Rowdy classes where there is constant side talk is a massive pain trigger and also the worst situation to be in when in this pain. I have a great summer class right now but unfortunately they are always always talking when I am teaching and I leave school in a huge amount of pain and meds often don't help at all. That wasn't the case when I had the stim, only rarely.
There's a chance that neurstim technology has improved in the nearly two years since I had my surgery. I'm really lucky to have my surgeon (Dr. Sharon at Jefferson) because he is a the top of his game and will know what's hot. I'm also incredibly lucky that my insurance covers this because many people can't get it covered.
I can't get the battery etc. put back in the same spots as before, so I would have all new incisions, scars, yuck.
Today is a particularly bad pain day because I had PT this morning. I had a great few hours hanging out with a very beloved colleague but the pain came on hard while I was driving home.

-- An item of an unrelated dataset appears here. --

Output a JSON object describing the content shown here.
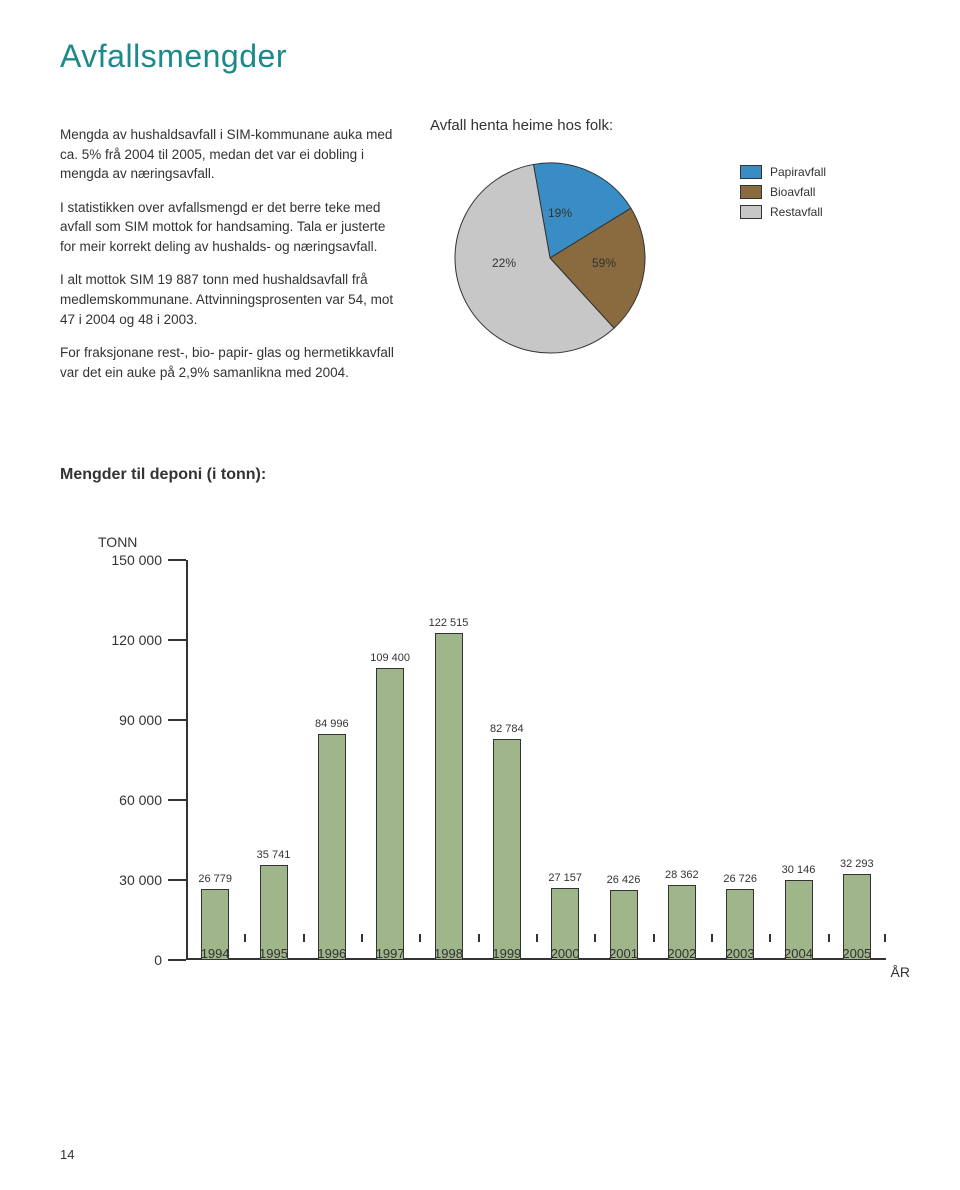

I probably need to get a new one, huh?
Met with my neurosurgeon to discuss replacement stim for the one I had removed due to infection this past January. I'd had it for 15 months. The first 3 months were amazing and I rarely had pain, but then I went back to daily pain and lots of reprogramming. Basically I think it improved the pain by about 70%--I still had pain every day, still took pain meds every day, but I took less and the pain never went off the rails and shut down my day.
Today my doctor said he think I should get paddles instead of the regular wires I had before. He said paddles only send the current in one direction and also don't slip as often. BUT the recovery is harder and the incisions are larger.
Recovery is always a factor for me. I'm a full-time professor and can't do substitutes for my classes for longer than a few days. My plan is to have the surgery right when my summer classes end in late August. The following week is a bunch of meetings that I can mostly skip, and then the fall semester begins the week after. The only way I can have a super long recovery is if I wait until winter break in December, and I'm not too psyched about another half a year at this intense no-stim pain level.
So who among us has paddles? Has anyone gone from regular wires to paddles and can tell me the difference and whether it's worth it?